Several initiatives announced during 2020 highlight the IRS’s efforts to track and enforce US tax and reporting obligations of high-net worth individuals on their worldwide assets. In early 2020 the IRS announced an audit campaign focusing on returns filed by high-net worth taxpayers holding foreign assets such as: foreign bank accounts; offshore retirement accounts; foreign trusts; business interests in entities holding foreign accounts; and overseas inheritances. These audits will be conducted with a global, holistic approach attempting to take into account the complete financial picture of the high-net worth individual, looking not only at the individual taxpayer but also at any entities he or she may have an interest in worldwide.

Following this more general high-net worth audit campaign, the IRS has also announced two initiatives that more closely focus on non-resident aliens’ (“NRAs”) US real property ownership. On October 5, 2020 the IRS announced that it will be rolling out a new compliance campaign titled “Non-resident Alien Rental Income from US Property”. The new campaign will focus on NRAs who receive rental income from US real property and will address noncompliance through examinations, education, and outreach. Typically for NRAs rental income from US real property triggers annual US federal (and most likely state level) income tax and reporting implications. In addition to the NRA rental income campaign the IRS announced on September 14, 2020 a new initiative that will target NRAs’ reporting compliance under the Foreign Investment in Real Property Tax Act (“FIRPTA”).
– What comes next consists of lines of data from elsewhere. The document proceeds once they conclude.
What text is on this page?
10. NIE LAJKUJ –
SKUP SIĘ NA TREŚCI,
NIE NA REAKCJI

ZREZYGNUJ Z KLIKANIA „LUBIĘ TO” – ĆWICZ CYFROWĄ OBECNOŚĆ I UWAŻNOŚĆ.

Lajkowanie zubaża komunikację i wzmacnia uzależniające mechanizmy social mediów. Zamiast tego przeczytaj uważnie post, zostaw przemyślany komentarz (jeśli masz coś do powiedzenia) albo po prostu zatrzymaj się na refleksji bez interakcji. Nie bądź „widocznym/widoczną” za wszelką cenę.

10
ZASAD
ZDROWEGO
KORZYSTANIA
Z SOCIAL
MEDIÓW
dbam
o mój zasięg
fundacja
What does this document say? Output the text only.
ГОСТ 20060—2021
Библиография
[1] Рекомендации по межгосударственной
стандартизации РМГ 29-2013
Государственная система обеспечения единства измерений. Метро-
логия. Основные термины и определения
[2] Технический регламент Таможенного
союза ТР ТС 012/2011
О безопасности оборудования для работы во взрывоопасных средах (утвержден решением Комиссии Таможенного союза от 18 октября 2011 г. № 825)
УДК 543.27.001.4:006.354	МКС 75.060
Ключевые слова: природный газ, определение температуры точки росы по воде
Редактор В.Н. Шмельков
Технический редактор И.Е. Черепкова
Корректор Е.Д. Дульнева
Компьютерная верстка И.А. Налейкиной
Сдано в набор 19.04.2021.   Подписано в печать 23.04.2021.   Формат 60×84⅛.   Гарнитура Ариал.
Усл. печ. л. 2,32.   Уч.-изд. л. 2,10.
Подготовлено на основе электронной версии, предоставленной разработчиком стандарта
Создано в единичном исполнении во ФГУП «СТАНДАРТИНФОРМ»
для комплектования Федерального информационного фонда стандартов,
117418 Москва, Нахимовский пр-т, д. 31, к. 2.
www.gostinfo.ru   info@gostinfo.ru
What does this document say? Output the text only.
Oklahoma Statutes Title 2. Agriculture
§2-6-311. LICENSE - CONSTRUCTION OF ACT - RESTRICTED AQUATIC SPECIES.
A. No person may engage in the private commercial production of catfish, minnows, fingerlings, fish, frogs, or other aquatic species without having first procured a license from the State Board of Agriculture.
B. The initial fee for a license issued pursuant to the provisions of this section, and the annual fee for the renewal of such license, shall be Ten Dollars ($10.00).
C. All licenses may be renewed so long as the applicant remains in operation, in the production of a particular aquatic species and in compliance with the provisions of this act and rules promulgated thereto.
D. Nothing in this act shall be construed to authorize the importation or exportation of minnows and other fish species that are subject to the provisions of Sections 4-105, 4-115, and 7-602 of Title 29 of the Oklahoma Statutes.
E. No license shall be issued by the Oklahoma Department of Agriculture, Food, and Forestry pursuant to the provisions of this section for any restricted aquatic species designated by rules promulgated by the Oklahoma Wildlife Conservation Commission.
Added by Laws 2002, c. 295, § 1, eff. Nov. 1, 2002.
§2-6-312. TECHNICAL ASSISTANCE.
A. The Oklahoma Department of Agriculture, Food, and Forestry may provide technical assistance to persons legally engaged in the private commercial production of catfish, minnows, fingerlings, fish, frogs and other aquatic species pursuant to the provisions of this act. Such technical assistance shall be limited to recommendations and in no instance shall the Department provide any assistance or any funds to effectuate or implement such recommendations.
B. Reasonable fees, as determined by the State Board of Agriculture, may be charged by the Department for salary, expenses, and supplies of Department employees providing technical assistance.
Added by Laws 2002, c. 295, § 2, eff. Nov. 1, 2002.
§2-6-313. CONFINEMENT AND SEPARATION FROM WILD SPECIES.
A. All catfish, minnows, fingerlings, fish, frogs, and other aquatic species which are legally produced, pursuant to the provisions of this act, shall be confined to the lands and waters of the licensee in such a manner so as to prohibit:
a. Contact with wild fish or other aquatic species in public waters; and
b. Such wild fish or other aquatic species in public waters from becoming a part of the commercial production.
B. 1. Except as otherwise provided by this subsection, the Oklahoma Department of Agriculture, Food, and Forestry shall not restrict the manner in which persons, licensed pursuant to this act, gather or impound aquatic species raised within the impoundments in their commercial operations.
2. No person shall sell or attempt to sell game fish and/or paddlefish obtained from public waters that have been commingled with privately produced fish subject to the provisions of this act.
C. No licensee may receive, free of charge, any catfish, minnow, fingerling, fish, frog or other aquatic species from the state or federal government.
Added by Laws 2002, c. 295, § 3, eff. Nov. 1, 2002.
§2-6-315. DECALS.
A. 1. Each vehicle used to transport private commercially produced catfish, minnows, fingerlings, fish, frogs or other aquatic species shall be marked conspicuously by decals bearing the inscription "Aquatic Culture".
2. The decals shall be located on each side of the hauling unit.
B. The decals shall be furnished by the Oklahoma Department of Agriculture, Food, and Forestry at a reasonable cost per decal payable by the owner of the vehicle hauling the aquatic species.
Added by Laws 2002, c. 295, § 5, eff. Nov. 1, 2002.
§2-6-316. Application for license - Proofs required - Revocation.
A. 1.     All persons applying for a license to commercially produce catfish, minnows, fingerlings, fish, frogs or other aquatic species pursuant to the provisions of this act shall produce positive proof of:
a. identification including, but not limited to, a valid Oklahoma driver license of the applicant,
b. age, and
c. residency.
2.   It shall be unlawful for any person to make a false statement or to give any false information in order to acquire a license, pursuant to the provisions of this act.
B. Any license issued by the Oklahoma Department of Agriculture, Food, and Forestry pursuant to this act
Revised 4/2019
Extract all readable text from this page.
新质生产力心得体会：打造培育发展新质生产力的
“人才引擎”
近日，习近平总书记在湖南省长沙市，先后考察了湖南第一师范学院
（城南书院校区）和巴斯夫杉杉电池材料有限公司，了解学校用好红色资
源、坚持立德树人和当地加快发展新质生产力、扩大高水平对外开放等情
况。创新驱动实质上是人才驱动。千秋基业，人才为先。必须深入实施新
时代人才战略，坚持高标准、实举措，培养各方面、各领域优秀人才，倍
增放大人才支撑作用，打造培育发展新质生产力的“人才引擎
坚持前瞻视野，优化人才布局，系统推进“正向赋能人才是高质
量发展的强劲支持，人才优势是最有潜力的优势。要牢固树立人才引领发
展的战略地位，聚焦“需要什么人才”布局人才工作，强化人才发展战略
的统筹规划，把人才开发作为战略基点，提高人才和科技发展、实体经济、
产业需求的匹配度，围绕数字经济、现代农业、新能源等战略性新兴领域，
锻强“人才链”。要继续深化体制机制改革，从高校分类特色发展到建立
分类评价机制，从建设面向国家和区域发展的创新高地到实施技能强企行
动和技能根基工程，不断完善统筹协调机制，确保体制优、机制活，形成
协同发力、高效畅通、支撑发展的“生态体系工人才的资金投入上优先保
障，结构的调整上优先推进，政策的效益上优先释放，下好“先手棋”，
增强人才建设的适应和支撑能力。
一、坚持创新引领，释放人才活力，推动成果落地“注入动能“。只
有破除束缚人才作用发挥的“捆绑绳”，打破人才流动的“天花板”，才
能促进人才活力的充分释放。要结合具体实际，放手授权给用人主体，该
Generally, under FIRPTA if an NRA is selling US real property the buyer must act as a withholding agent and is required to withhold 15% of the amount realized on the sale, file the required forms and remit the tax to the IRS. Given these two initiatives that are focused on NRAs and their ownership of US real property, NRAs should ensure they are tax-compliant when engaging in any transactions involving US real property – taking note that many of the tax efficient planning strategies must be undertaken prior to the transaction.

A clear trend that can be derived from these three IRS initiatives is that the IRS is funding and supporting internal programs by which it can more closely detect and examine high-net worth individuals and take into account their worldwide assets. As the consequences of not properly reporting and paying tax may be severe any US individual with a foreign connection or NRA with a potential US connection should consult with a US tax specialist, ideally before engaging in any transaction involving US persons or US property.